U.S. House lawmakers are still mulling over a number of key issues on how to deal with the nation's largest financial-services firms, with the goal of passing legislation through the House of Representatives next month, a top Democrat said.
Rep. Barney Frank (D, Mass.), who chairs the House Financial Services Committee, said he anticipates the various pieces of regulatory overhaul legislation that have been proposed will be voted on by the House in December. That includes creation of a new consumer financial protection agency, new regulations for derivatives, and new authority to deal with the largest financial firms.
That measure would then have to be reconciled with similar measures being drafted by the Senate, which Frank said shouldn't be a problem.
"I do not think you're going to have huge differences on this one," Frank told reporters at a press conference.
Still, he acknowledged that a number of important questions remain unanswered and that lawmakers are still trying to determine how to properly address the problem of financial firms that are considered "too big to fail." In the end, however, he predicted the package of reforms would address many of the weaknesses exposed in the last year.

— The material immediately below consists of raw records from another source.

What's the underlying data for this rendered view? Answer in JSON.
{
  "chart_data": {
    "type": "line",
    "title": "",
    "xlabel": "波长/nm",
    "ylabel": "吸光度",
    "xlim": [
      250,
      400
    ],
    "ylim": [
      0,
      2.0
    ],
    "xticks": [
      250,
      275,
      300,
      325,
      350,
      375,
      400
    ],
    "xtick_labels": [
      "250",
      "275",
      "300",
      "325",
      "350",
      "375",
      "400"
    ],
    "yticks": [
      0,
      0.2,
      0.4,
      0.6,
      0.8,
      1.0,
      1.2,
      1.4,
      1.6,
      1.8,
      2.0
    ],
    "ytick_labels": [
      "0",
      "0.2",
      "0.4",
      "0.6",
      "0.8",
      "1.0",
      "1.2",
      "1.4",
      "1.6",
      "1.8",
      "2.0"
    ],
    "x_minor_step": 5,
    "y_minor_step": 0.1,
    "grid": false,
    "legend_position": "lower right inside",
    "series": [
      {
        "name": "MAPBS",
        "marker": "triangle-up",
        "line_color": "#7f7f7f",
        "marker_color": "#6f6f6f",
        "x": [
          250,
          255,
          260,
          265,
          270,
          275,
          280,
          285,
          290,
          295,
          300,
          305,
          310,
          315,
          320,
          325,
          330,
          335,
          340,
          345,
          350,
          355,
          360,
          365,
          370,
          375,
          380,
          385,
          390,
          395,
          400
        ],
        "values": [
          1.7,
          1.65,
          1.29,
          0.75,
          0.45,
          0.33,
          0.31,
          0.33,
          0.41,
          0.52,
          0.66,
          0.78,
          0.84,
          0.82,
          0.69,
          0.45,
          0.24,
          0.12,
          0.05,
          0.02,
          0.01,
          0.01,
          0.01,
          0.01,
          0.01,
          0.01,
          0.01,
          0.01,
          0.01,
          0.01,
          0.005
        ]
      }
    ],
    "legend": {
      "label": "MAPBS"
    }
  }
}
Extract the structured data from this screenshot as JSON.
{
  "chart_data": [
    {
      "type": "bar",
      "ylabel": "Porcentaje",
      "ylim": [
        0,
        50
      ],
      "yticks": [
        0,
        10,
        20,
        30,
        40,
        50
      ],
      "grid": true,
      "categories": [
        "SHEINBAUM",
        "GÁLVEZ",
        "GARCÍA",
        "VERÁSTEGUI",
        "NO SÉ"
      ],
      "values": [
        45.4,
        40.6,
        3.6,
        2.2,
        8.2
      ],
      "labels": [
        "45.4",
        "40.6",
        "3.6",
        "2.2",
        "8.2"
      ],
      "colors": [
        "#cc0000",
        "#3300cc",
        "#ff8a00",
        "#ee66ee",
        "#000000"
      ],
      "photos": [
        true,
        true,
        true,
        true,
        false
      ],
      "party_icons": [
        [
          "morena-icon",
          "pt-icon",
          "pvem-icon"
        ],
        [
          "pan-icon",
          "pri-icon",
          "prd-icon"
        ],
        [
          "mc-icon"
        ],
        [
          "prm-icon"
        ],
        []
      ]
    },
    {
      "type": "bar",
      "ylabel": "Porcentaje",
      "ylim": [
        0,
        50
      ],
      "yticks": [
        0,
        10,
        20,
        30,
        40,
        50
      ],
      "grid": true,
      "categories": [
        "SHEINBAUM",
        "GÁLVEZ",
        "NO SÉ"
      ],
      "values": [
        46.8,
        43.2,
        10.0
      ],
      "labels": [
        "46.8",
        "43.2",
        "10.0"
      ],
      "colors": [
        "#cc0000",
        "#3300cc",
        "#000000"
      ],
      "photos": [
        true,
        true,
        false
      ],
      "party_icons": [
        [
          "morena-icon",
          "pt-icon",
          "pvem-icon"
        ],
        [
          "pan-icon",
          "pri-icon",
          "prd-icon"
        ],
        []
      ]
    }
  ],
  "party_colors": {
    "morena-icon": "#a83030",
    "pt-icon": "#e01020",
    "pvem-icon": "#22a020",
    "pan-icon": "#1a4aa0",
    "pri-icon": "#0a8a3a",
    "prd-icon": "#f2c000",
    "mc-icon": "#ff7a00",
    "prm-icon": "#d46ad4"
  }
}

"This is not a one-shot operation. We are beyond the days of the breech-loading musket," Frank said. "This is the automatic rifle, the machine gun" dealing with multiple issues.
He said it is unlikely, as suggested by some lawmakers, that it would be written into law that a new systemic risk council would have to break up the largest financial firms. The council would have the explicit mandate to step in when those firms are deemed to pose a risk to the broader economy and financial system, as well as when they falter. New capital requirements and other prompt corrective action efforts would be at the council's disposal, he said.
Frank also discounted complaints from critics that a new resolution authority would create a permanent Troubled Asset Relief Program, the Treasury Department's $700 billion rescue fund enacted to deal with the financial crisis last year. Any aid provided to a large, failing financial firm will be paid for by industry participants.
"There will be no aid to any institution. Aid to the institution will be the equivalent of the last meal," Frank said.
Policymakers are considering ways to provide liquidity to solvent institutions, rather than those that are facing collapse. Frank cited the Federal Deposit Insurance Corp.'s program to provide debt guarantees to the banking industry as the type of program lawmakers are considering. He said funding and criteria for such a facility remain open questions, but that any program "will not put the U.S. Treasury at risk."
"We want people to know that, if you have an insured deposit up to the limit of $250,000, that that is absolutely golden and nothing will impinge on that," Frank said.
Frank's panel is schedule to begin debate Wednesday on the proposal to create a financial stability council made up of top regulators, as well as authorizing the government to wind-down the largest non-bank financial firms. A final panel vote is unlikely until next week, he said.
Frank said lawmakers plan to put new constraints on the Federal Reserve, stopping the central bank's wide-ranging powers to lend to individual institutions.
"No more Fed to AIG, no more Fed to Bear Stearns," Frank told reporters, referring to the central bank's specific loans to American International Group Inc. (AIG) and Bear Stearns Cos. last year.
"We are talking about some facility which might be funded with Federal Reserve money that would be available for solvent institutions," Frank said.